1740 Baskett Bible. Oxford. Printed by John Baskett, Printer to the University. Baskett and his heirs held printing patents that allowed them to monopolize the Bible market for ninety years. His earlier publications were so full of errors sometimes as many as 2,000 errors in one edition that they were nicknamed "The Basketfull of Errors." In 1724 the King issued an order that Baskett use better paper, correct the text, and charge a more reasonable price, which had to be printed on the title page. As a result this Oxford edition is almost free from errors.
1743 First Germantown Bible. Germantown: Gedruckt bey Christoph Sauer.
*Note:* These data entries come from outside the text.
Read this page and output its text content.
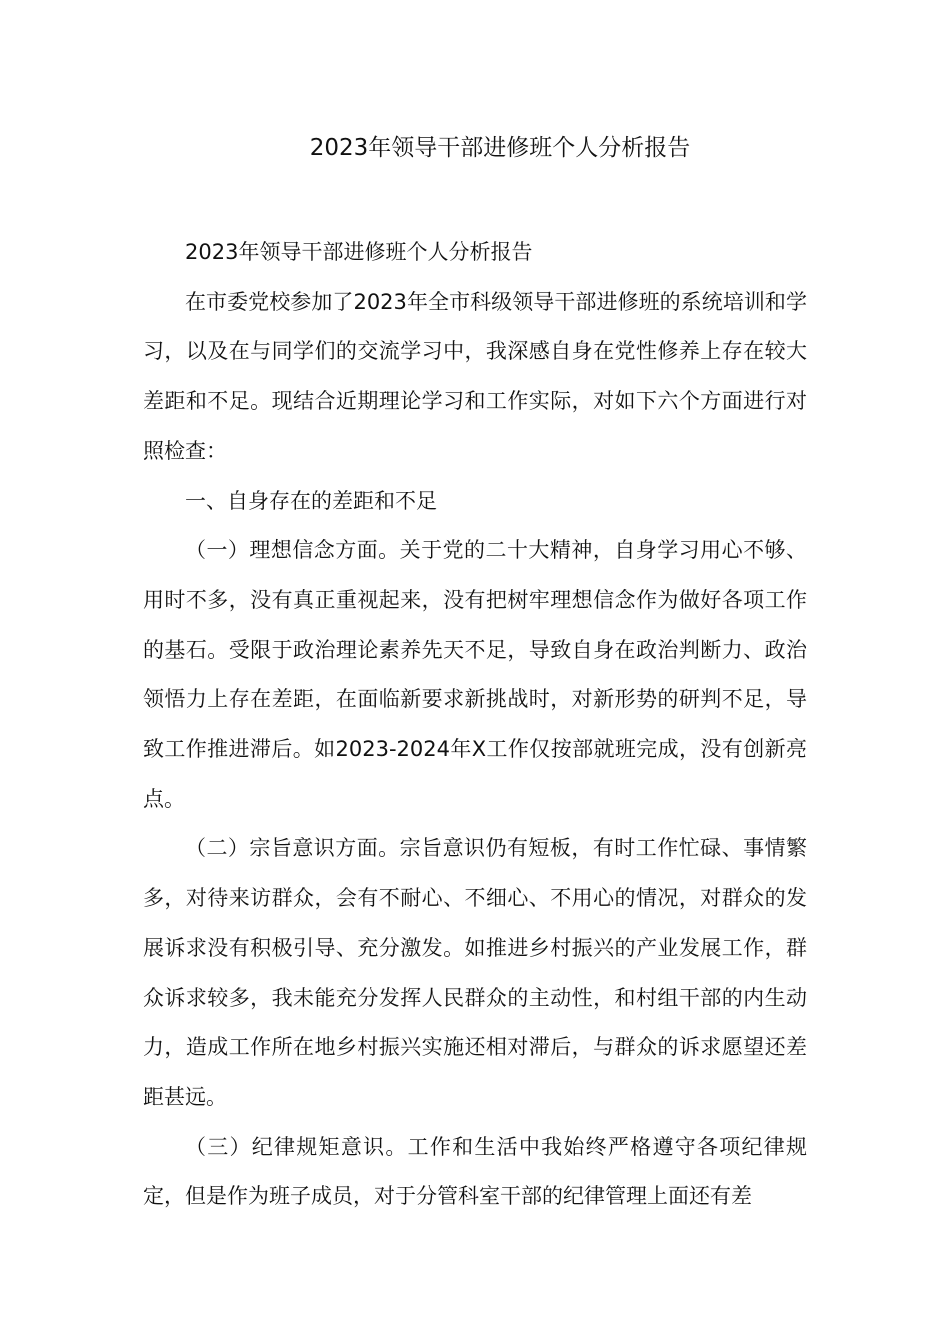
2023年领导干部进修班个人分析报告

2023年领导干部进修班个人分析报告

在市委党校参加了2023年全市科级领导干部进修班的系统培训和学习，以及在与同学们的交流学习中，我深感自身在党性修养上存在较大差距和不足。现结合近期理论学习和工作实际，对如下六个方面进行对照检查：

一、自身存在的差距和不足

（一）理想信念方面。关于党的二十大精神，自身学习用心不够、用时不多，没有真正重视起来，没有把树牢理想信念作为做好各项工作的基石。受限于政治理论素养先天不足，导致自身在政治判断力、政治领悟力上存在差距，在面临新要求新挑战时，对新形势的研判不足，导致工作推进滞后。如2023-2024年X工作仅按部就班完成，没有创新亮点。

（二）宗旨意识方面。宗旨意识仍有短板，有时工作忙碌、事情繁多，对待来访群众，会有不耐心、不细心、不用心的情况，对群众的发展诉求没有积极引导、充分激发。如推进乡村振兴的产业发展工作，群众诉求较多，我未能充分发挥人民群众的主动性，和村组干部的内生动力，造成工作所在地乡村振兴实施还相对滞后，与群众的诉求愿望还差距甚远。

（三）纪律规矩意识。工作和生活中我始终严格遵守各项纪律规定，但是作为班子成员，对于分管科室干部的纪律管理上面还有差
The first American issue of a Bible printed in a European language. There was much opposition to the publication from religious opponents. Of the 2,000 copies printed, only about 150 are known to remain as complete texts.
1763 Baskerville Cambridge Bible. Printed by John Baskerville, Printer to the University. A folio-sized Bible, Baskerville went into debt to print this edition of 1,250 copies. Considered one of the four monumental printed Bibles, the other three being the Gutenberg 42 line Bible, the Doves Press Bible, and the Rogers Oxford Lectern Bible.
1763 Germantown Bible. Germantown: Gedruckt bey Christoph Sauer. The second edition of the first Bible issued in a European language in North America. Luther's version was adopted for the text. The third edition was almost entirely destroyed by British soldiers who used the paper for gun wadding at the battle of Germantown in 1777.
1782 Bible of the Revolution. Philadelphia. Printed by R. Aitken. The first Bible in English to be printed in America filled a need since no Bibles were being imported by the young and financially embarrassed nation.
1791 First Thomas Quarto Bible. Worcester: Isaiah Thomas. The first quarto Bible in English published in America. It cost seven dollars and the publisher agreed to take one half that sum in "Wheat, Rye, Indian Corn, Butter, or Pork, if delivered at his store in Worcester, or at the store of himself and Company in Boston, by the 20th day of December, 1790."
1808 Thomson's Bible. Philadelphia: Printed by Jane Aitken, No. 71 North Third Street. The first translation of the Septuagint into English by Charles Thompson, who was the first Secretary of Congress. It required twenty years of work with little or no assistance from reference work or other scholars.
1899 Polychrome Bible. New York. Dodd, Mead and Company. A new translation from the Hebrew into English under the direction of the great Shakespearean scholar, Horace Howard Furness. Orignal sources used by the translator are indicated by a background of differenct colors. The cost of editing and color printing was so great that only a few books of the Bible were issued before publication was discontinued.
1903-1905 Doves Bible. The Doves Press No. 1 The Terrace Hammersmith. Frequently referred to as the finest formal book of all time, the text was set by one compositor and printed on a one-hand press. It is printed in "Doves" type, a "translation" of the famous fifteenth century font of Jenson by Walker.
1919 Miniature Bible. Edineburgh: Nimmo, Hay and Mitchell, Ltd. A miniature facsimile of the Robert Burns family Bible. The printing of small Bibles has interested printers for centuries. Photoengraving now makes any scale possible, but there still remain technical problems associated with inking, printing, an binding.
1935 Rogers Oxford Lectern Bible. Oxford. Printed at the University Press. King James Version printed in a special cutting of "Centaur" type by Bruce Rogers, who also designed the format, layout and for six years supervised the printing. This edition was limited to two hundred copies.

All dates by Otto F. Ege. Descriptions adapted from those supplied by Otto F. Ege.